Some West Maui Vacation Rentals Have Become Long-Term Housing
Hawai‘i Life says 16 West Maui homes have been switched from short-term to long-term rentals since the fire. But most units offered are filled immediately, with remaining long-term rental vacancies in the luxury market only.
Long-term rental housing on Maui was already tight before the deadly Aug. 8 fires wiped out homes in Kula and nearly the entire town of Lahaina. Today, vacant long-term rentals in West Maui are virtually nonexistent.
While listings for short-term vacation rentals from Kā‘anapali to Kapalua are plentiful, only a handful of long-term rentals are listed, outside of luxury properties commanding $13,000 or more per month.
Before Aug. 8, West Maui had the highest concentration of the island’s 16,000 vacation rentals and the Valley Isle had the second-most short-term rentals in the state, after Kaua‘i, according to an April blog post by UHERO, the UH Economic Research Organization.
But with tourists gone – they are set to start returning to West Maui in phases on Sunday – some owners of vacation rentals decided to open their units to families who lost everything in the fires.
“We have seen there’s been an influx of new inventory for long-term rentals,” says Kahea Zietz of real estate company Hawaiʻi Life. “And as soon as those come up, they’re immediately leased. Our last few that we’ve had, they haven’t even gone to market mainly because we’re using the list for families that have been affected” by the fires.
“So before they even go to market, we’re finding families in need and we’re prioritizing that,” she says. “There’s such a greater need here. We’re in tune with that, and that would be what we feel is the right thing to do.”
Zietz, who is based on Kauaʻi, was recently named VP and co-owner of the statewide real estate firm after running Hawaiʻi Life’s rentals and property management divisions since 2010. Hawaiʻi Life manages more than 260 rental homes on Maui; about 100 of those are short-term rentals – which the County of Maui defines as less than six months – and the rest long-term rentals. Statewide, it manages more than 700 short- and long-term rental properties.
Hawai‘i Life says 16 West Maui homes have been switched from short-term to long-term rentals since the fire.

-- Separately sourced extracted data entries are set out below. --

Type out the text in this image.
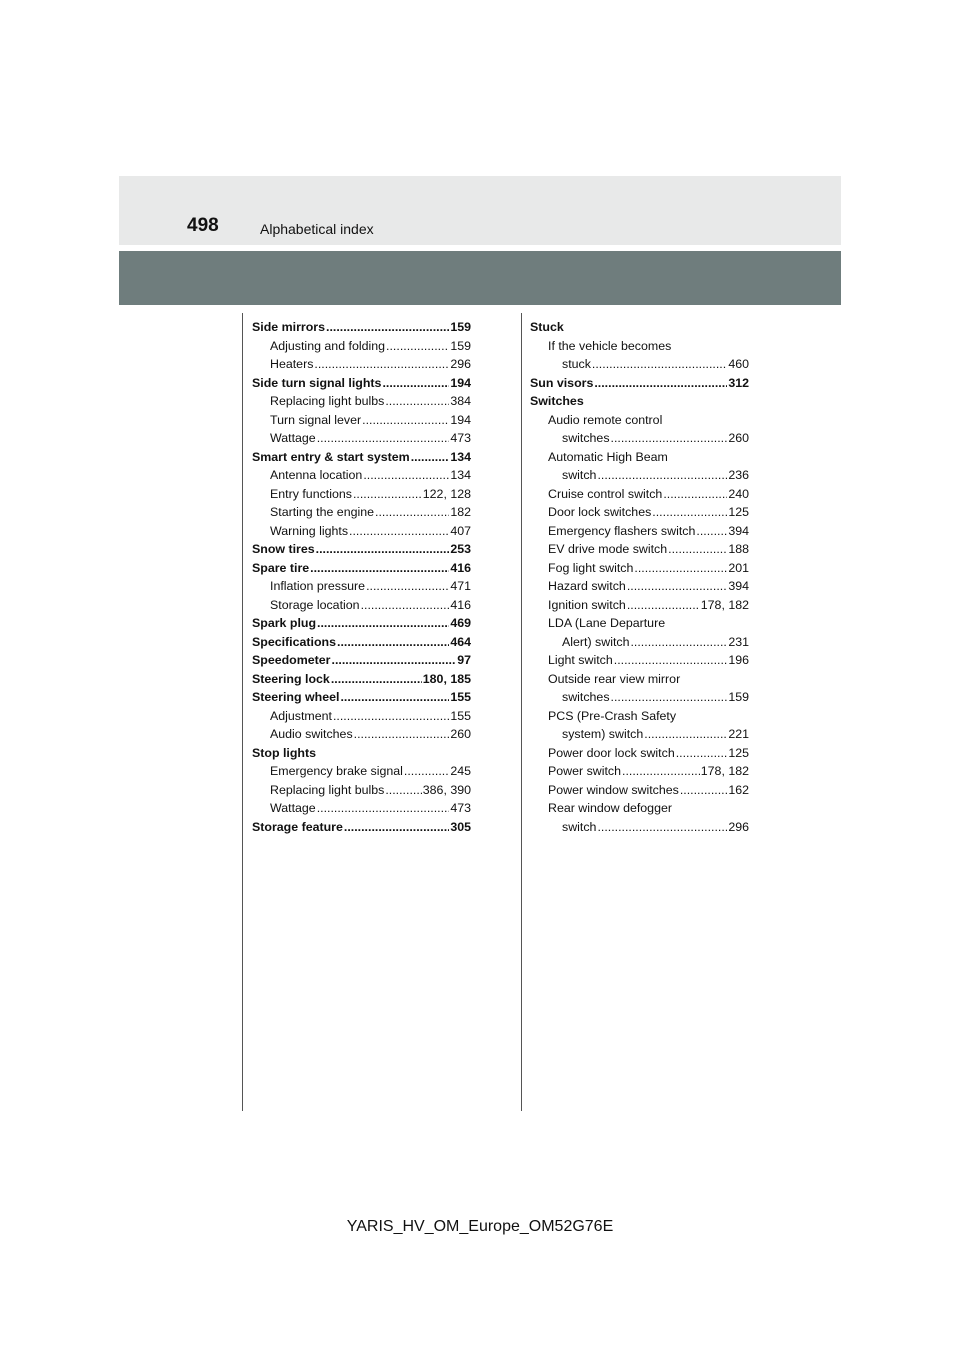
498	Alphabetical index
Side mirrors .....	159
Adjusting and folding .....	159
Heaters .....	296
Side turn signal lights .....	194
Replacing light bulbs .....	384
Turn signal lever .....	194
Wattage .....	473
Smart entry & start system .....	134
Antenna location .....	134
Entry functions .....	122, 128
Starting the engine .....	182
Warning lights .....	407
Snow tires .....	253
Spare tire .....	416
Inflation pressure .....	471
Storage location .....	416
Spark plug .....	469
Specifications .....	464
Speedometer .....	97
Steering lock .....	180, 185
Steering wheel .....	155
Adjustment .....	155
Audio switches .....	260
Stop lights
Emergency brake signal .....	245
Replacing light bulbs .....	386, 390
Wattage .....	473
Storage feature .....	305
Stuck
If the vehicle becomes
stuck .....	460
Sun visors .....	312
Switches
Audio remote control
switches .....	260
Automatic High Beam
switch .....	236
Cruise control switch .....	240
Door lock switches .....	125
Emergency flashers switch .....	394
EV drive mode switch .....	188
Fog light switch .....	201
Hazard switch .....	394
Ignition switch .....	178, 182
LDA (Lane Departure
Alert) switch .....	231
Light switch .....	196
Outside rear view mirror
switches .....	159
PCS (Pre-Crash Safety
system) switch .....	221
Power door lock switch .....	125
Power switch .....	178, 182
Power window switches .....	162
Rear window defogger
switch .....	296
YARIS_HV_OM_Europe_OM52G76E
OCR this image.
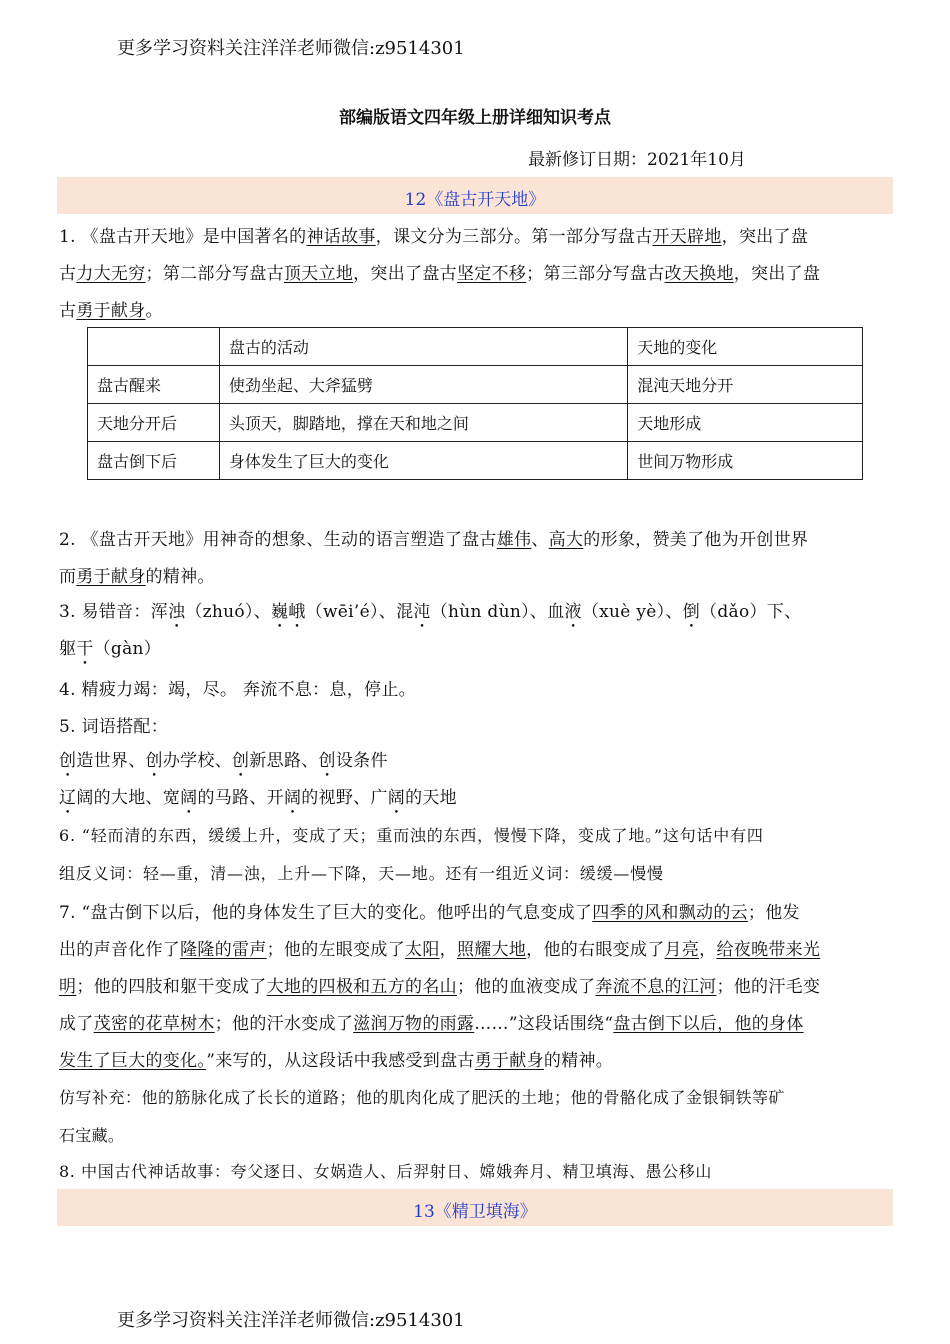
更多学习资料关注洋洋老师微信:z9514301
部编版语文四年级上册详细知识考点
最新修订日期：2021年10月
12《盘古开天地》
1. 《盘古开天地》是中国著名的神话故事，课文分为三部分。第一部分写盘古开天辟地，突出了盘
古力大无穷；第二部分写盘古顶天立地，突出了盘古坚定不移；第三部分写盘古改天换地，突出了盘
古勇于献身。
	盘古的活动	天地的变化
盘古醒来	使劲坐起、大斧猛劈	混沌天地分开
天地分开后	头顶天，脚踏地，撑在天和地之间	天地形成
盘古倒下后	身体发生了巨大的变化	世间万物形成
2. 《盘古开天地》用神奇的想象、生动的语言塑造了盘古雄伟、高大的形象，赞美了他为开创世界
而勇于献身的精神。
3. 易错音：浑浊（zhuó）、巍峨（wēi’é）、混沌（hùn dùn）、血液（xuè yè）、倒（dǎo）下、
躯干（gàn）
4. 精疲力竭：竭，尽。 奔流不息：息，停止。
5. 词语搭配：
创造世界、创办学校、创新思路、创设条件
辽阔的大地、宽阔的马路、开阔的视野、广阔的天地
6. “轻而清的东西，缓缓上升，变成了天；重而浊的东西，慢慢下降，变成了地。”这句话中有四
组反义词：轻—重，清—浊，上升—下降，天—地。还有一组近义词：缓缓—慢慢
7. “盘古倒下以后，他的身体发生了巨大的变化。他呼出的气息变成了四季的风和飘动的云；他发
出的声音化作了隆隆的雷声；他的左眼变成了太阳，照耀大地，他的右眼变成了月亮，给夜晚带来光
明；他的四肢和躯干变成了大地的四极和五方的名山；他的血液变成了奔流不息的江河；他的汗毛变
成了茂密的花草树木；他的汗水变成了滋润万物的雨露……”这段话围绕“盘古倒下以后，他的身体
发生了巨大的变化。”来写的，从这段话中我感受到盘古勇于献身的精神。
仿写补充：他的筋脉化成了长长的道路；他的肌肉化成了肥沃的土地；他的骨骼化成了金银铜铁等矿
石宝藏。
8. 中国古代神话故事：夸父逐日、女娲造人、后羿射日、嫦娥奔月、精卫填海、愚公移山
13《精卫填海》
更多学习资料关注洋洋老师微信:z9514301
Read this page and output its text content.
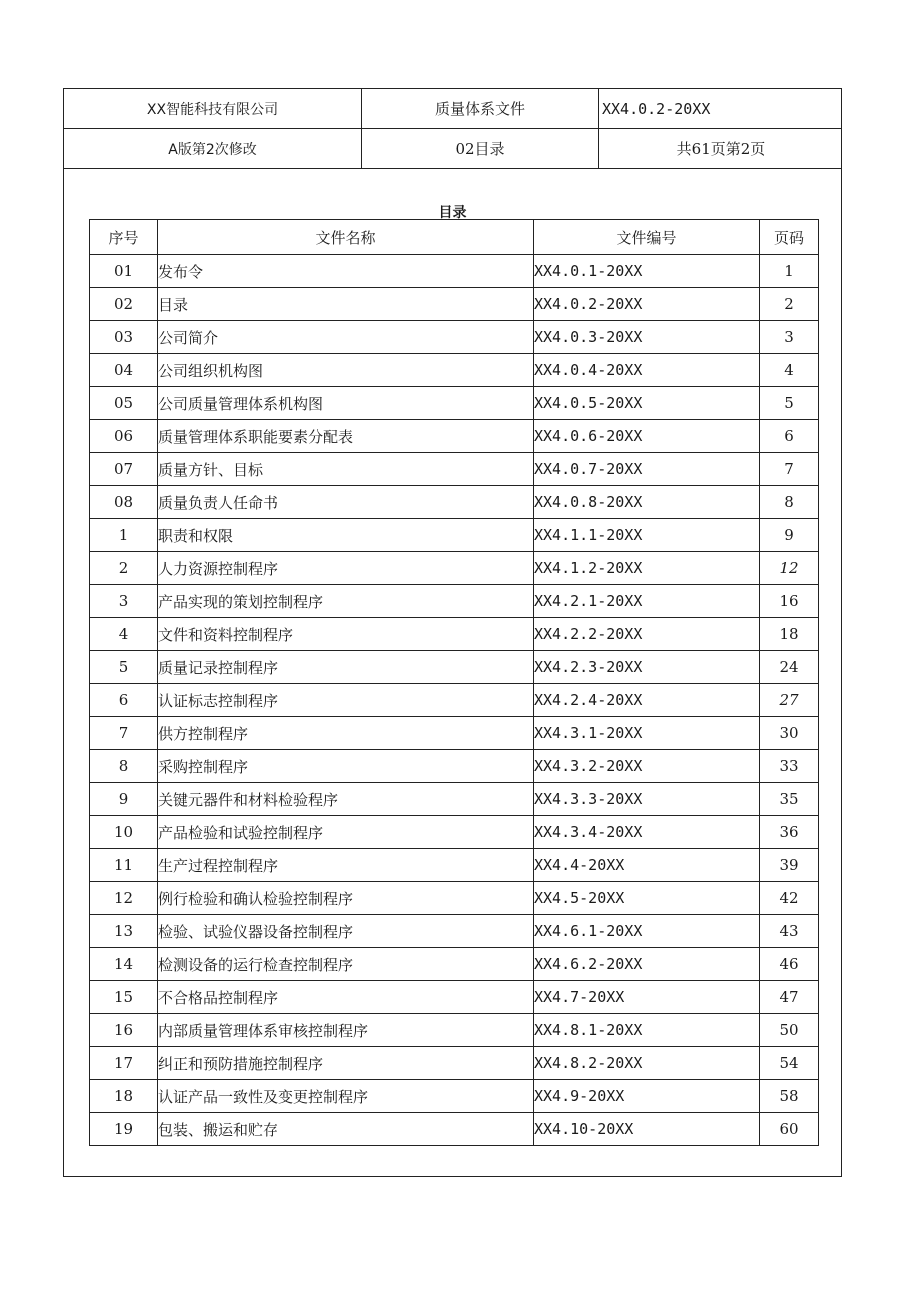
XX智能科技有限公司	质量体系文件	XX4.0.2-20XX
A版第2次修改	02目录	共61页第2页
目录
序号	文件名称	文件编号	页码
01	发布令	XX4.0.1-20XX	1
02	目录	XX4.0.2-20XX	2
03	公司简介	XX4.0.3-20XX	3
04	公司组织机构图	XX4.0.4-20XX	4
05	公司质量管理体系机构图	XX4.0.5-20XX	5
06	质量管理体系职能要素分配表	XX4.0.6-20XX	6
07	质量方针、目标	XX4.0.7-20XX	7
08	质量负责人任命书	XX4.0.8-20XX	8
1	职责和权限	XX4.1.1-20XX	9
2	人力资源控制程序	XX4.1.2-20XX	12
3	产品实现的策划控制程序	XX4.2.1-20XX	16
4	文件和资料控制程序	XX4.2.2-20XX	18
5	质量记录控制程序	XX4.2.3-20XX	24
6	认证标志控制程序	XX4.2.4-20XX	27
7	供方控制程序	XX4.3.1-20XX	30
8	采购控制程序	XX4.3.2-20XX	33
9	关键元器件和材料检验程序	XX4.3.3-20XX	35
10	产品检验和试验控制程序	XX4.3.4-20XX	36
11	生产过程控制程序	XX4.4-20XX	39
12	例行检验和确认检验控制程序	XX4.5-20XX	42
13	检验、试验仪器设备控制程序	XX4.6.1-20XX	43
14	检测设备的运行检查控制程序	XX4.6.2-20XX	46
15	不合格品控制程序	XX4.7-20XX	47
16	内部质量管理体系审核控制程序	XX4.8.1-20XX	50
17	纠正和预防措施控制程序	XX4.8.2-20XX	54
18	认证产品一致性及变更控制程序	XX4.9-20XX	58
19	包装、搬运和贮存	XX4.10-20XX	60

Some Vacation Rentals Offered to Locals
Zietz and her team have gotten through other major crises that have impacted housing in the past five years, including two in 2018: the eruption of Kīlauea volcano and floods on Kauaʻi that cut off part of the North Shore for months. Then there was the Covid-19 pandemic that shut down Hawaiʻi’s visitor industry for most of 2020 before reopening to “this massive pent-up demand to come to Hawaiʻi.”
This time, the firm’s clients – the owners of vacation rentals on Maui and across Hawaiʻi – pitched in to help local families that lost their homes. Zietz noted that several Hawaiʻi Life agents also lost their homes.
“A lot of homeowners stepped up and allowed evacuees or affected families to live in their homes,” Zietz says, some free of charge. “And then we took it a step further and we broadcasted the message across all of our homeowners across the state, not just on Maui.”
They told homeowners about the need for housing and asked if they were willing to rent their homes, at whatever expense and whatever terms. They did a similar program during the Covid shutdowns.
“We were able to because we offer both short-term and long-term,” Zietz says. “We’re able to pivot and immediately add homes into our long-term rental pool and offer the marketing for that. We had a very beautiful return rate on what they were willing to do. It seemed they were more focused on wanting to help families than they were focused on rent or terms.”
Meanwhile, Zietz’s new role puts a focus on growing the short- and long-term rental market for Hawaiʻi Life, which is the largest locally owned statewide independent real estate firm in the Islands.
“The rental market is ever growing and ever changing,” she says. “And there’s going to be a constant need for both short-term and long-term rentals.”